The scribes were experts in the written law. They copied, preserved, interpreted, and taught it to disciples; and they were judges in cases were people were accused of breaking the Law of Moses. Most of them belonged to the party of the Pharisees. In the time of Jesus the Scribes and Pharisees were pulled in two different directions concerning the law. Many of them were so overwhelmed at keeping every detail of the written and oral law that they were constantly expanding its scope while others believed that the law could be summarized in simply form. The scribe who asks Jesus the question, “What commandment is the foremost of all (Mark 12:28),” evidentially adheres to the school that believed in a more simplistic interpretation of the law.

Jesus responds to his question by quoting Deuteronomy 6:4-5, “The foremost is, ‘Hear, O Israel! The LORD our God is one LORD; and you shall love the LORD your God with all your heart, and with all your soul, and with all your mind, and with all your strength.” Jesus appeals to the traditional Jewish confession of faith, the basic statement of the Jewish Law, in giving His answer.
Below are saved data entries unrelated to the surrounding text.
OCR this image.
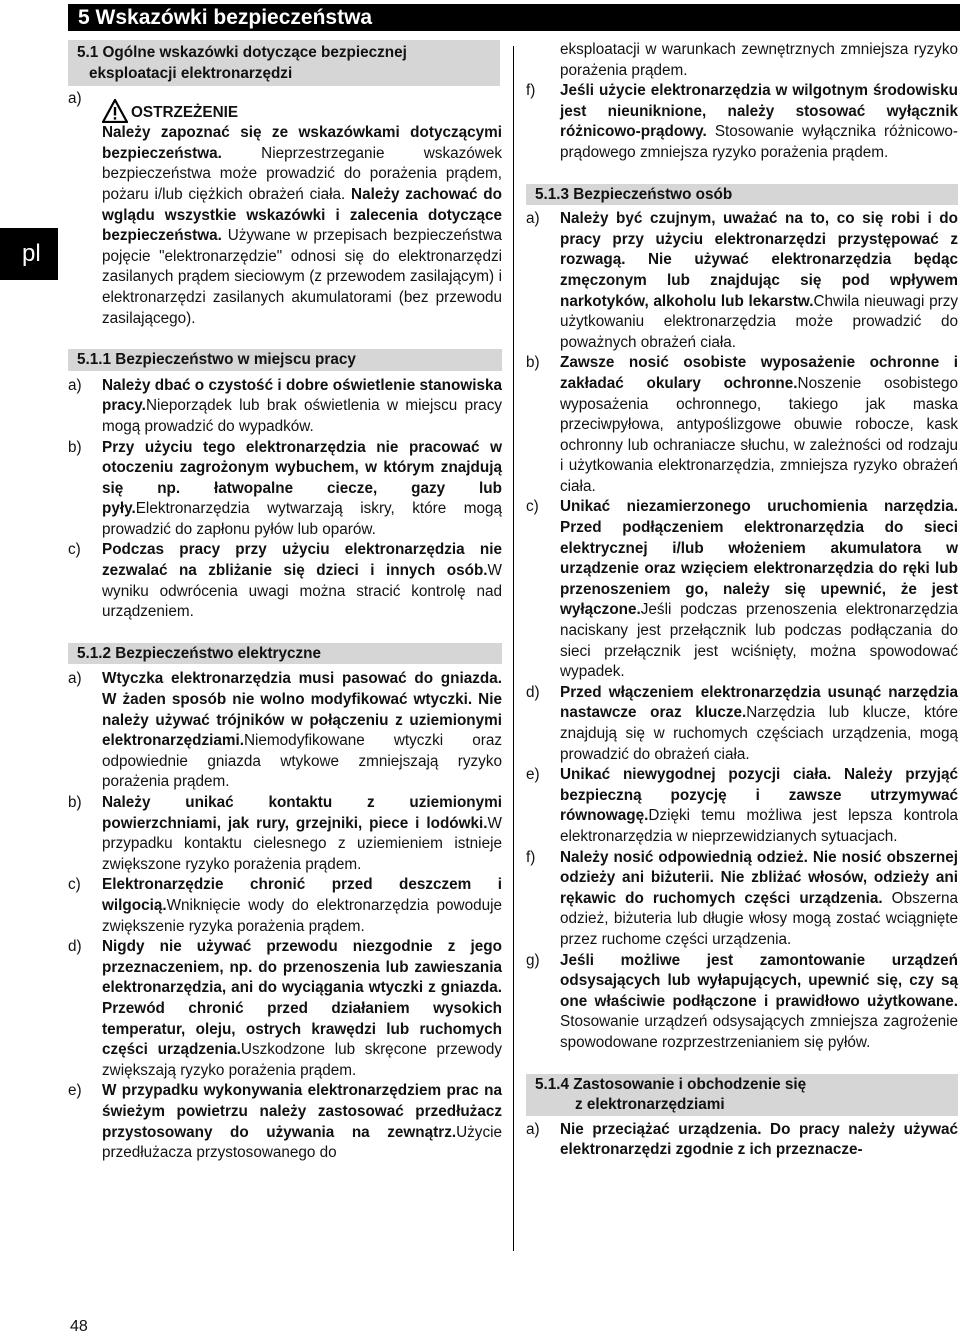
5 Wskazówki bezpieczeństwa
pl
5.1 Ogólne wskazówki dotyczące bezpiecznej
eksploatacji elektronarzędzi
a)
OSTRZEŻENIE
Należy zapoznać się ze wskazówkami dotyczącymi bezpieczeństwa. Nieprzestrzeganie wskazówek bezpieczeństwa może prowadzić do porażenia prądem, pożaru i/lub ciężkich obrażeń ciała. Należy zachować do wglądu wszystkie wskazówki i zalecenia dotyczące bezpieczeństwa. Używane w przepisach bezpieczeństwa pojęcie "elektronarzędzie" odnosi się do elektronarzędzi zasilanych prądem sieciowym (z przewodem zasilającym) i elektronarzędzi zasilanych akumulatorami (bez przewodu zasilającego).
5.1.1 Bezpieczeństwo w miejscu pracy
a)	Należy dbać o czystość i dobre oświetlenie stanowiska pracy.Nieporządek lub brak oświetlenia w miejscu pracy mogą prowadzić do wypadków.
b)	Przy użyciu tego elektronarzędzia nie pracować w otoczeniu zagrożonym wybuchem, w którym znajdują się np. łatwopalne ciecze, gazy lub pyły.Elektronarzędzia wytwarzają iskry, które mogą prowadzić do zapłonu pyłów lub oparów.
c)	Podczas pracy przy użyciu elektronarzędzia nie zezwalać na zbliżanie się dzieci i innych osób.W wyniku odwrócenia uwagi można stracić kontrolę nad urządzeniem.
5.1.2 Bezpieczeństwo elektryczne
a)	Wtyczka elektronarzędzia musi pasować do gniazda. W żaden sposób nie wolno modyfikować wtyczki. Nie należy używać trójników w połączeniu z uziemionymi elektronarzędziami.Niemodyfikowane wtyczki oraz odpowiednie gniazda wtykowe zmniejszają ryzyko porażenia prądem.
b)	Należy unikać kontaktu z uziemionymi powierzchniami, jak rury, grzejniki, piece i lodówki.W przypadku kontaktu cielesnego z uziemieniem istnieje zwiększone ryzyko porażenia prądem.
c)	Elektronarzędzie chronić przed deszczem i wilgocią.Wniknięcie wody do elektronarzędzia powoduje zwiększenie ryzyka porażenia prądem.
d)	Nigdy nie używać przewodu niezgodnie z jego przeznaczeniem, np. do przenoszenia lub zawieszania elektronarzędzia, ani do wyciągania wtyczki z gniazda. Przewód chronić przed działaniem wysokich temperatur, oleju, ostrych krawędzi lub ruchomych części urządzenia.Uszkodzone lub skręcone przewody zwiększają ryzyko porażenia prądem.
e)	W przypadku wykonywania elektronarzędziem prac na świeżym powietrzu należy zastosować przedłużacz przystosowany do używania na zewnątrz.Użycie przedłużacza przystosowanego do
eksploatacji w warunkach zewnętrznych zmniejsza ryzyko porażenia prądem.
f)	Jeśli użycie elektronarzędzia w wilgotnym środowisku jest nieuniknione, należy stosować wyłącznik różnicowo-prądowy. Stosowanie wyłącznika różnicowo-prądowego zmniejsza ryzyko porażenia prądem.
5.1.3 Bezpieczeństwo osób
a)	Należy być czujnym, uważać na to, co się robi i do pracy przy użyciu elektronarzędzi przystępować z rozwagą. Nie używać elektronarzędzia będąc zmęczonym lub znajdując się pod wpływem narkotyków, alkoholu lub lekarstw.Chwila nieuwagi przy użytkowaniu elektronarzędzia może prowadzić do poważnych obrażeń ciała.
b)	Zawsze nosić osobiste wyposażenie ochronne i zakładać okulary ochronne.Noszenie osobistego wyposażenia ochronnego, takiego jak maska przeciwpyłowa, antypoślizgowe obuwie robocze, kask ochronny lub ochraniacze słuchu, w zależności od rodzaju i użytkowania elektronarzędzia, zmniejsza ryzyko obrażeń ciała.
c)	Unikać niezamierzonego uruchomienia narzędzia. Przed podłączeniem elektronarzędzia do sieci elektrycznej i/lub włożeniem akumulatora w urządzenie oraz wzięciem elektronarzędzia do ręki lub przenoszeniem go, należy się upewnić, że jest wyłączone.Jeśli podczas przenoszenia elektronarzędzia naciskany jest przełącznik lub podczas podłączania do sieci przełącznik jest wciśnięty, można spowodować wypadek.
d)	Przed włączeniem elektronarzędzia usunąć narzędzia nastawcze oraz klucze.Narzędzia lub klucze, które znajdują się w ruchomych częściach urządzenia, mogą prowadzić do obrażeń ciała.
e)	Unikać niewygodnej pozycji ciała. Należy przyjąć bezpieczną pozycję i zawsze utrzymywać równowagę.Dzięki temu możliwa jest lepsza kontrola elektronarzędzia w nieprzewidzianych sytuacjach.
f)	Należy nosić odpowiednią odzież. Nie nosić obszernej odzieży ani biżuterii. Nie zbliżać włosów, odzieży ani rękawic do ruchomych części urządzenia. Obszerna odzież, biżuteria lub długie włosy mogą zostać wciągnięte przez ruchome części urządzenia.
g)	Jeśli możliwe jest zamontowanie urządzeń odsysających lub wyłapujących, upewnić się, czy są one właściwie podłączone i prawidłowo użytkowane. Stosowanie urządzeń odsysających zmniejsza zagrożenie spowodowane rozprzestrzenianiem się pyłów.
5.1.4 Zastosowanie i obchodzenie się
z elektronarzędziami
a)	Nie przeciążać urządzenia. Do pracy należy używać elektronarzędzi zgodnie z ich przeznacze-
48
He quotes the Shema. Shema is the Hebrew word of “Hear,” and is the first word in the Deuteronomy quotation. Even today the Shema is the opening affirmation of faith in the synagogue service. The word Shema, or “hear,” literally means to “keep on hearing,” “Keep on listening,” “Keep on obeying.” It is a declaration that The Lord is not first among many Gods, but the one and only God, Creator, and King of the Universe.” There is no other God but the Lord God of Israel.

The Shema is a call to keep on loving, listening to, and obeying the One True God with all one’s heart, soul, mind, and strength. In other words, the greatest of all commandments calls for the Believer to continually and absolutely surrender his entire being in full commitment to the One True and Living God. Such commitment and love involves the total person, spiritual, intellectual, and physical. One who truly loves God holds nothing back from Him.

Senator John McCain tells the story of the final years of his imprisonment as a prisoner of war in North Vietnam. “The North Vietnamese moved us from small cells with one or two prisoners to large rooms with as many as 30-40 men to a room. In our cell was one Navy officer, Lt. Commander Mike Christian. Over a period of time Mike had gathered bits and pieces of read and white cloth from various packages. Using a piece of bamboo he had fashioned into a needle, Mike sewed a United States flag on the inside of his shirt, one of the blue pajama tops we all wore.